In order to pass constitutional muster, the legislature should at least pretend a fee pays for the service used by those who pay it. That isn’t the case with SB260. Here again, SB230 follows the same playbook.

Enter the conservative nonprofit Advance Colorado, which filed suit last week challenging the legality of SB230’s fees, which fly in the face of previous court rulings on fees.

“This is the most egregious, out-of-bounds ‘fee’ we’ve ever seen in Colorado. It’s clearly a tax — and that means it needed voter approval,” Advance’s President Michael Fields said. “(W)e filed this case to protect citizens’ right to not be charged illegitimate taxes that the legislature wants to call a ‘fee’ for their own convenience.”
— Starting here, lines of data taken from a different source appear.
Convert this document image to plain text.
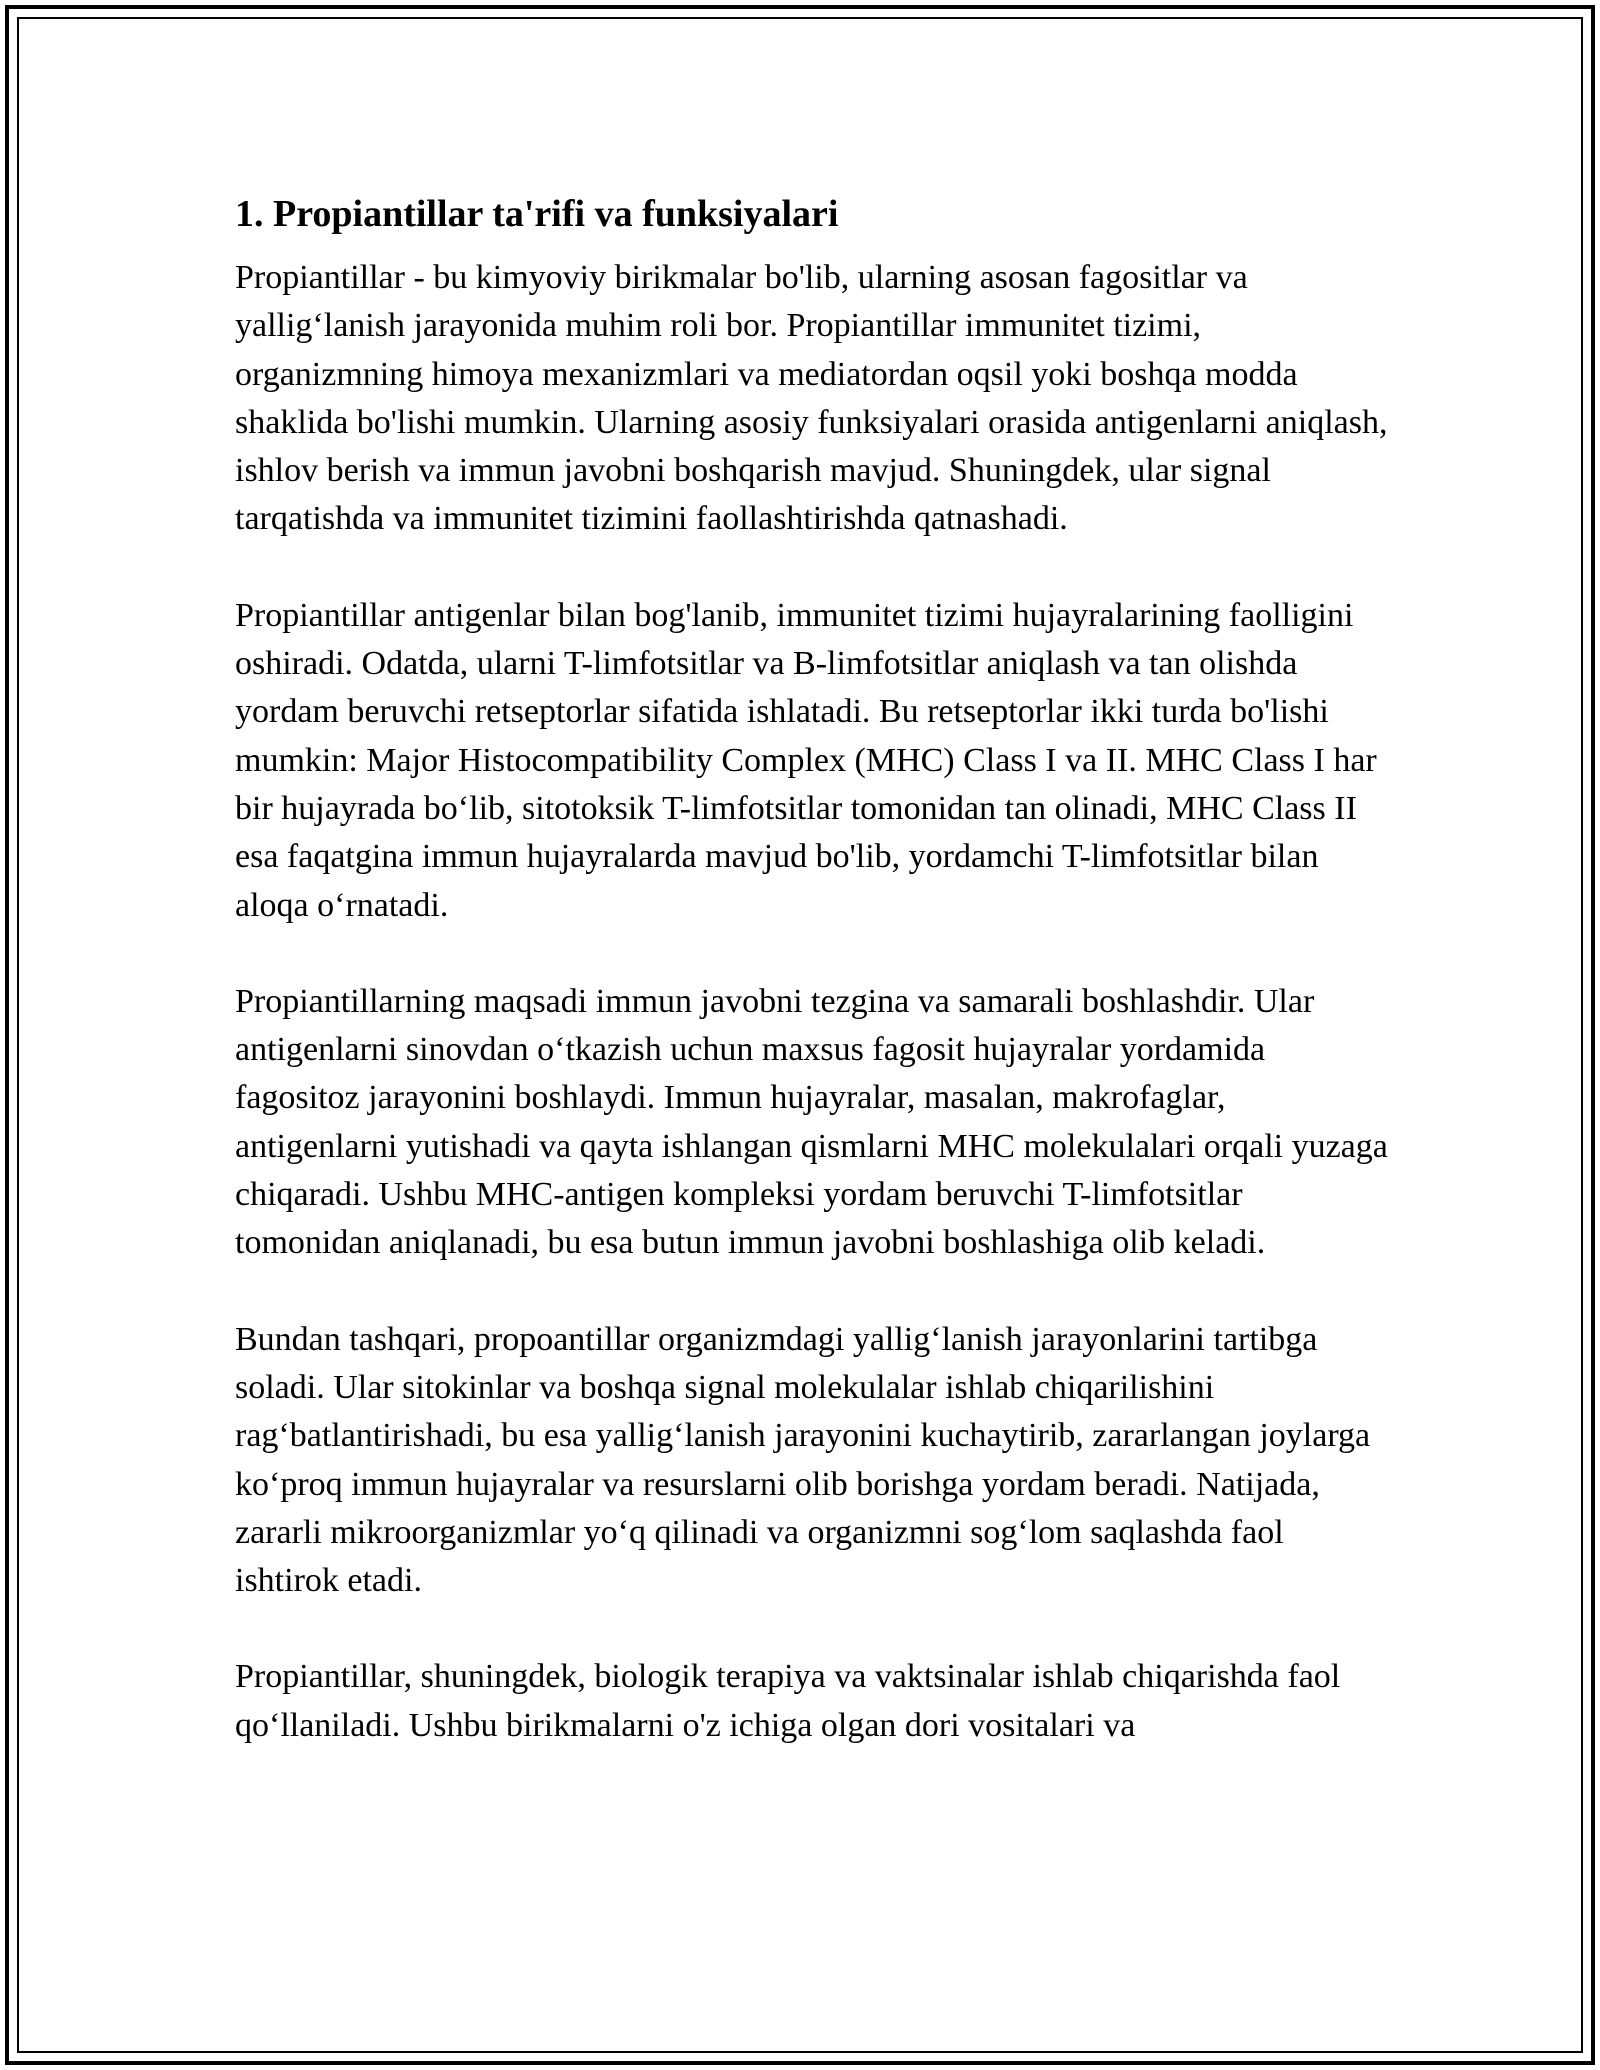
1. Propiantillar ta'rifi va funksiyalari

Propiantillar - bu kimyoviy birikmalar bo'lib, ularning asosan fagositlar va yallig‘lanish jarayonida muhim roli bor. Propiantillar immunitet tizimi, organizmning himoya mexanizmlari va mediatordan oqsil yoki boshqa modda shaklida bo'lishi mumkin. Ularning asosiy funksiyalari orasida antigenlarni aniqlash, ishlov berish va immun javobni boshqarish mavjud. Shuningdek, ular signal tarqatishda va immunitet tizimini faollashtirishda qatnashadi.

Propiantillar antigenlar bilan bog'lanib, immunitet tizimi hujayralarining faolligini oshiradi. Odatda, ularni T-limfotsitlar va B-limfotsitlar aniqlash va tan olishda yordam beruvchi retseptorlar sifatida ishlatadi. Bu retseptorlar ikki turda bo'lishi mumkin: Major Histocompatibility Complex (MHC) Class I va II. MHC Class I har bir hujayrada bo‘lib, sitotoksik T-limfotsitlar tomonidan tan olinadi, MHC Class II esa faqatgina immun hujayralarda mavjud bo'lib, yordamchi T-limfotsitlar bilan aloqa o‘rnatadi.

Propiantillarning maqsadi immun javobni tezgina va samarali boshlashdir. Ular antigenlarni sinovdan o‘tkazish uchun maxsus fagosit hujayralar yordamida fagositoz jarayonini boshlaydi. Immun hujayralar, masalan, makrofaglar, antigenlarni yutishadi va qayta ishlangan qismlarni MHC molekulalari orqali yuzaga chiqaradi. Ushbu MHC-antigen kompleksi yordam beruvchi T-limfotsitlar tomonidan aniqlanadi, bu esa butun immun javobni boshlashiga olib keladi.

Bundan tashqari, propoantillar organizmdagi yallig‘lanish jarayonlarini tartibga soladi. Ular sitokinlar va boshqa signal molekulalar ishlab chiqarilishini rag‘batlantirishadi, bu esa yallig‘lanish jarayonini kuchaytirib, zararlangan joylarga ko‘proq immun hujayralar va resurslarni olib borishga yordam beradi. Natijada, zararli mikroorganizmlar yo‘q qilinadi va organizmni sog‘lom saqlashda faol ishtirok etadi.

Propiantillar, shuningdek, biologik terapiya va vaktsinalar ishlab chiqarishda faol qo‘llaniladi. Ushbu birikmalarni o'z ichiga olgan dori vositalari va
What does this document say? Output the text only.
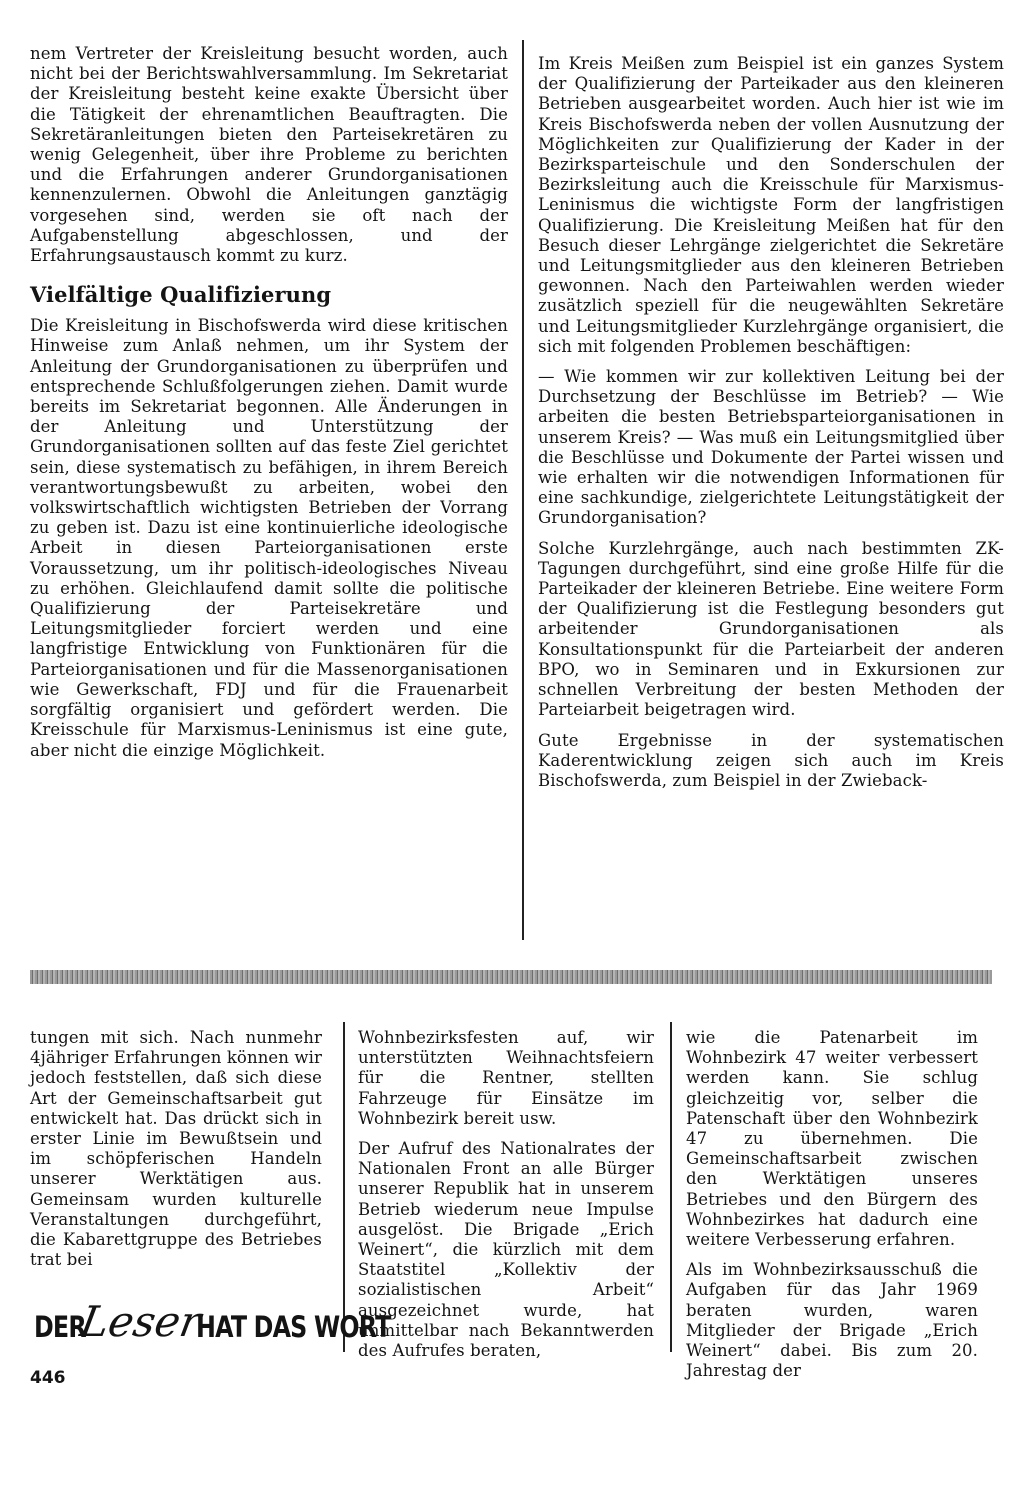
nem Vertreter der Kreisleitung besucht worden, auch nicht bei der Berichtswahlversammlung. Im Sekretariat der Kreisleitung besteht keine exakte Übersicht über die Tätigkeit der ehrenamtlichen Beauftragten. Die Sekretäranleitungen bieten den Parteisekretären zu wenig Gelegenheit, über ihre Probleme zu berichten und die Erfahrungen anderer Grundorganisationen kennenzulernen. Obwohl die Anleitungen ganztägig vorgesehen sind, werden sie oft nach der Aufgabenstellung abgeschlossen, und der Erfahrungsaustausch kommt zu kurz.

Vielfältige Qualifizierung

Die Kreisleitung in Bischofswerda wird diese kritischen Hinweise zum Anlaß nehmen, um ihr System der Anleitung der Grundorganisationen zu überprüfen und entsprechende Schlußfolgerungen ziehen. Damit wurde bereits im Sekretariat begonnen. Alle Änderungen in der Anleitung und Unterstützung der Grundorganisationen sollten auf das feste Ziel gerichtet sein, diese systematisch zu befähigen, in ihrem Bereich verantwortungsbewußt zu arbeiten, wobei den volkswirtschaftlich wichtigsten Betrieben der Vorrang zu geben ist. Dazu ist eine kontinuierliche ideologische Arbeit in diesen Parteiorganisationen erste Voraussetzung, um ihr politisch-ideologisches Niveau zu erhöhen. Gleichlaufend damit sollte die politische Qualifizierung der Parteisekretäre und Leitungsmitglieder forciert werden und eine langfristige Entwicklung von Funktionären für die Parteiorganisationen und für die Massenorganisationen wie Gewerkschaft, FDJ und für die Frauenarbeit sorgfältig organisiert und gefördert werden. Die Kreisschule für Marxismus-Leninismus ist eine gute, aber nicht die einzige Möglichkeit.

Im Kreis Meißen zum Beispiel ist ein ganzes System der Qualifizierung der Parteikader aus den kleineren Betrieben ausgearbeitet worden. Auch hier ist wie im Kreis Bischofswerda neben der vollen Ausnutzung der Möglichkeiten zur Qualifizierung der Kader in der Bezirksparteischule und den Sonderschulen der Bezirksleitung auch die Kreisschule für Marxismus-Leninismus die wichtigste Form der langfristigen Qualifizierung. Die Kreisleitung Meißen hat für den Besuch dieser Lehrgänge zielgerichtet die Sekretäre und Leitungsmitglieder aus den kleineren Betrieben gewonnen. Nach den Parteiwahlen werden wieder zusätzlich speziell für die neugewählten Sekretäre und Leitungsmitglieder Kurzlehrgänge organisiert, die sich mit folgenden Problemen beschäftigen:

— Wie kommen wir zur kollektiven Leitung bei der Durchsetzung der Beschlüsse im Betrieb? — Wie arbeiten die besten Betriebsparteiorganisationen in unserem Kreis? — Was muß ein Leitungsmitglied über die Beschlüsse und Dokumente der Partei wissen und wie erhalten wir die notwendigen Informationen für eine sachkundige, zielgerichtete Leitungstätigkeit der Grundorganisation?

Solche Kurzlehrgänge, auch nach bestimmten ZK-Tagungen durchgeführt, sind eine große Hilfe für die Parteikader der kleineren Betriebe. Eine weitere Form der Qualifizierung ist die Festlegung besonders gut arbeitender Grundorganisationen als Konsultationspunkt für die Parteiarbeit der anderen BPO, wo in Seminaren und in Exkursionen zur schnellen Verbreitung der besten Methoden der Parteiarbeit beigetragen wird.

Gute Ergebnisse in der systematischen Kaderentwicklung zeigen sich auch im Kreis Bischofswerda, zum Beispiel in der Zwieback-

tungen mit sich. Nach nunmehr 4jähriger Erfahrungen können wir jedoch feststellen, daß sich diese Art der Gemeinschaftsarbeit gut entwickelt hat. Das drückt sich in erster Linie im Bewußtsein und im schöpferischen Handeln unserer Werktätigen aus. Gemeinsam wurden kulturelle Veranstaltungen durchgeführt, die Kabarettgruppe des Betriebes trat bei

Wohnbezirksfesten auf, wir unterstützten Weihnachtsfeiern für die Rentner, stellten Fahrzeuge für Einsätze im Wohnbezirk bereit usw.

Der Aufruf des Nationalrates der Nationalen Front an alle Bürger unserer Republik hat in unserem Betrieb wiederum neue Impulse ausgelöst. Die Brigade „Erich Weinert“, die kürzlich mit dem Staatstitel „Kollektiv der sozialistischen Arbeit“ ausgezeichnet wurde, hat unmittelbar nach Bekanntwerden des Aufrufes beraten,

wie die Patenarbeit im Wohnbezirk 47 weiter verbessert werden kann. Sie schlug gleichzeitig vor, selber die Patenschaft über den Wohnbezirk 47 zu übernehmen. Die Gemeinschaftsarbeit zwischen den Werktätigen unseres Betriebes und den Bürgern des Wohnbezirkes hat dadurch eine weitere Verbesserung erfahren.

Als im Wohnbezirksausschuß die Aufgaben für das Jahr 1969 beraten wurden, waren Mitglieder der Brigade „Erich Weinert“ dabei. Bis zum 20. Jahrestag der

DER
Leser
HAT DAS WORT
446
He’s spot-on. SB230 doesn’t just violate TABOR itself — it also violates Proposition 117, which voters passed in 2020. It forbids lawmakers from imposing any new fee expected to collect $100 million or more for a state enterprise within its first five years without taking it to the ballot.

In other words, even if SB230 could somehow be lawfully considered fees rather than taxes, voters still had the right to vote on them.

And the problems don’t stop there. SB230 also skirted the state constitution’s requirements for passage.

Colorado’s single-subject rule requires both legislation and ballot measures to stick to one clear purpose. That’s why the state’s Title Board recently blocked two proposed 2026 ballot measures that would have scrapped Colorado’s flat tax and replaced it with a progressive income tax.

The same applies here, Advance argues: SB230 “imposed two separate fees that benefit at least two distinct and separate purposes that are not connected with each other.” That’s a textbook single-subject violation.

At what point does this just become a game for legislators? Sure, transit and environmental projects may be worthy causes. And yes, the oil and gas industry agreed to this “grand bargain.” But none of that alters the reality: simply labeling a tax a “fee” doesn’t make it any more legal or constitutional.

Colorado voters have been crystal clear, time and time again, through TABOR, Prop 117 and other initiatives. If politicians want to raise taxes or create massive new fees, they must ask first. No amount of wordplay or political dealmaking can change that — and it certainly doesn’t excuse lawmakers from following the rules voters set.